Courir en accélérant sur les temps expira­toires et en ralentissant sur les temps inspi-ratoires, tout en respectant le cycle de la respiration maîtrisé précédemment à allure régulière. Dans cette situation l'athlète atteint, plus ou moins rapidement, un essoufflement important qui entraîne un arrêt de l'exer­cice. Lors de la récupération qui suit cet effort, l'athlète prend conscience de l'hy-perventilation provoquée par cet exercice. Il est conseillé d'effectuer un auto-contrôle manuel en appliquant les mains latérale­ment sur les côtes. Effectuer des étirements spécifiques de la course à pied en fin d'échauffement.

ENTRAINEMENT

Situation 1

Objectif : Découvrir sa vitesse horaire de course.

Déroulement

Construire un parcours balisé avec des bornes matérialisant des vitesses horaires (cf. tableau 1).
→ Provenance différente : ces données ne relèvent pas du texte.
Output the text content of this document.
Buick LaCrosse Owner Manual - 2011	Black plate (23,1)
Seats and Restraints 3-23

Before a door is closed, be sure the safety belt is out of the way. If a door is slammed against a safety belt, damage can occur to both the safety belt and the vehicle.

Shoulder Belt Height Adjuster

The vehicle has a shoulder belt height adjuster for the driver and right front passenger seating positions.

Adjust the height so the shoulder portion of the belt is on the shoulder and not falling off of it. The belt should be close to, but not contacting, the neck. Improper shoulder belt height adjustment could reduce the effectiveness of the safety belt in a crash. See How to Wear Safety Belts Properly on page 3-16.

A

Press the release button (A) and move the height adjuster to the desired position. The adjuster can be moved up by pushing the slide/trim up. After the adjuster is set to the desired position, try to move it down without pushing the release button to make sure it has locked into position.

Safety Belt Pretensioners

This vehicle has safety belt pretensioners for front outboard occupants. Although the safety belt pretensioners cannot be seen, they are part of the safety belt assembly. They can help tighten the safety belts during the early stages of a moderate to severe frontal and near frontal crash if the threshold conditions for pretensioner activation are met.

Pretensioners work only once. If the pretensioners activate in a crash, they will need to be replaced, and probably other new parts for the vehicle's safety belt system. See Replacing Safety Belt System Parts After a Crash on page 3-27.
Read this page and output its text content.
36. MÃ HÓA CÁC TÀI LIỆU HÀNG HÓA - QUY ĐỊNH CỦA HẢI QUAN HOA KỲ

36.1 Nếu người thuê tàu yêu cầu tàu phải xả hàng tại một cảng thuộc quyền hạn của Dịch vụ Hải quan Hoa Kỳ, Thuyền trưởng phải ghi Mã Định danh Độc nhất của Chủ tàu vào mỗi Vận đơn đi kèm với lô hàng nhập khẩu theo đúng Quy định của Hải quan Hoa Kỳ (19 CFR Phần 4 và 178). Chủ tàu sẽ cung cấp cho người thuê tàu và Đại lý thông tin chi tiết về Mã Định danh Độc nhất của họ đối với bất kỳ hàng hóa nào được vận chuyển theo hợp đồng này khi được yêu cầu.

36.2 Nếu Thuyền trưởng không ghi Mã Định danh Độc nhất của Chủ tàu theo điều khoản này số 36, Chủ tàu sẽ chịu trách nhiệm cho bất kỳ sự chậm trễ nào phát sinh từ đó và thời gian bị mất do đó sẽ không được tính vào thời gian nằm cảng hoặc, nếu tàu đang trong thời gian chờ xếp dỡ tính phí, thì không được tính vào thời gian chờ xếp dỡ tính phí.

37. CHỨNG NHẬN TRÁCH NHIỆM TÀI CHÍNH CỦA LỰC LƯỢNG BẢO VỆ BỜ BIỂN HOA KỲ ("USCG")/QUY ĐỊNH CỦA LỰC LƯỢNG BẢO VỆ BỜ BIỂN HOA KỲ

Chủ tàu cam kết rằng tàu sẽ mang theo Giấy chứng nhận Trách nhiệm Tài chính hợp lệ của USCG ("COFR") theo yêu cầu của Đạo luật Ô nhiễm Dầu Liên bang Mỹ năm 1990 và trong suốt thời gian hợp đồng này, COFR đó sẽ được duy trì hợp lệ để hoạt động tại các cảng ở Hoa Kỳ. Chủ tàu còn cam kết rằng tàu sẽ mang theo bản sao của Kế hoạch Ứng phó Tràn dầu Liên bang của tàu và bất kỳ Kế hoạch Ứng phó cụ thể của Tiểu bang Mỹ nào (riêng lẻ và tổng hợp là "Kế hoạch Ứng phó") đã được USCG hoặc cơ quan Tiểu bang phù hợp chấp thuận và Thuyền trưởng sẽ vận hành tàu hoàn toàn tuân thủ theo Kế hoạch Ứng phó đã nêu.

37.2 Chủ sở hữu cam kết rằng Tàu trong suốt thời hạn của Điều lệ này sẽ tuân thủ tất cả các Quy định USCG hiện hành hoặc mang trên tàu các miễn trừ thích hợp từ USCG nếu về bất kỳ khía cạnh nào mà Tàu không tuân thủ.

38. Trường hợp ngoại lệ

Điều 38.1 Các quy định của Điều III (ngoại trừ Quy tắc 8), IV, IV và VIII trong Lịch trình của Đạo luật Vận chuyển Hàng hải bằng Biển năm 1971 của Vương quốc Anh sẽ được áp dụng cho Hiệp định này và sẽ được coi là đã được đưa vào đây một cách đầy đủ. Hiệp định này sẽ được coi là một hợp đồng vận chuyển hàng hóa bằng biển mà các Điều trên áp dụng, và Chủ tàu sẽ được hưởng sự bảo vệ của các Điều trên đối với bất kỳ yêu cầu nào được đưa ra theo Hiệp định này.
Départ à un signal sonore pour courir dix secondes ; au signal suivant, le coureur s'arrête et enregistre la borne horaire en face de laquelle il s'est arrêté. Retourner en trottinant au départ. Répéter l'exercice cinq à six fois.

Situation 2

Objectif : Maîtriser sa propre vitesse horaire en l'intériorisant.

Déroulement

Constituer des groupes homogènes à partir des vitesses horaires de chacun.

Distribuer des handicaps correspondant aux différents niveaux des groupes homo­gènes (cf. tableau 1). Les groupes s'élancent pour une course de trente secondes, au terme de laquelle, quel que soit le handicap, ils arrivent sur la même ligne, tous ensemble (cf. schéma 1).

Variante

Exécuter le même exercice, mais un seul coureur de chaque groupe prend le départ. Ceci a pour but d'affiner la perception et le contrôle de sa propre allure.

Situation 3

Objectif : Identique à la situation précé­dente.

Déroulement

Reprendre, par groupes homogènes, les mêmes vitesses horaires que précédem­ment. Partir pour une course de 200 mè­tres ; au passage du 100 mètres, recevoir le temps de passage et arriver dans le double du temps indiqué à mi-course.

Variantes

• « Apprécier » son temps final à partir de l'indication du temps intermédiaire et de ses sensations ; confronter le résultat de l'appréciation au temps réel. • Effectuer les mêmes exercices sur une distance plus longue, de l'ordre de 400 mè­tres, ce qui entraîne une perturbation des sensations et donc de l'appréciation.

Situation 4

Objectif : Identique à la situation 2.

Déroulement

Définir par groupe un temps à réaliser sur une distance de 400 mètres. Changer de « meneur » tous les 50 mètres, cette distance est matérialisée par des plots ou des piquets (cf. schéma 2). Attribuer des pénalités pour les erreurs d'appréciation du temps réel par rapport au temps prévu.

Variantes

• Prendre en compte les erreurs des temps de passage à chaque changement de « me­neur ». • Alterner les contre-efforts trottines ; tous les 50 mètres, retrouver la bonne al­lure après la variation de vitesse.

Nous espérons que cette modeste partici­pation permettra à certains de nos collè­gues, enseignant dans des conditions par­fois difficiles, de renouer avec bonheur des liens vis-à-vis d'une activité considérée comme rébarbative. Nous tenons à signaler qu'une partie importante de cet exposé fut le fruit d'un travail collectif réalisé par le « cercle d'étude sur la course en durée » de l'Académie de Dijon. Ce « cercle d'étude », composé d'ensei­gnants d'EPS de l'Académie, opère à diffé­rents niveaux d'enseignement : élémen­taire, secondaire ou fédéral. Il est réuni et animé par Claude Gauthier (adjoint à l'I.P.R. de l'Académie de Dijon) et une de ses missions consista à harmoniser un ensemble de siutations pédagogiques sous forme de fiches thématiques parues dans « La Course d'Endurance » éditée au CRDP de Dijon en 1983.

Daniel Durand Professeur EPS

Conseiller Universitaire d'Athlétisme Entraîneur 3e degré FFA courses-sauts

NOTES (1) La V02 MAX est atteinte légèrement avant que le sujet n'arrive à sa FC maximum en raison de phénomè­nes liés à la limitation de la masse sanguine dans les muscles qui travaillent. La masse sanguine se répartit aussi dans les tissus au repos et limite donc les possibi­lités de prélèvement de l '02 au niveau local dans les muscles au travail.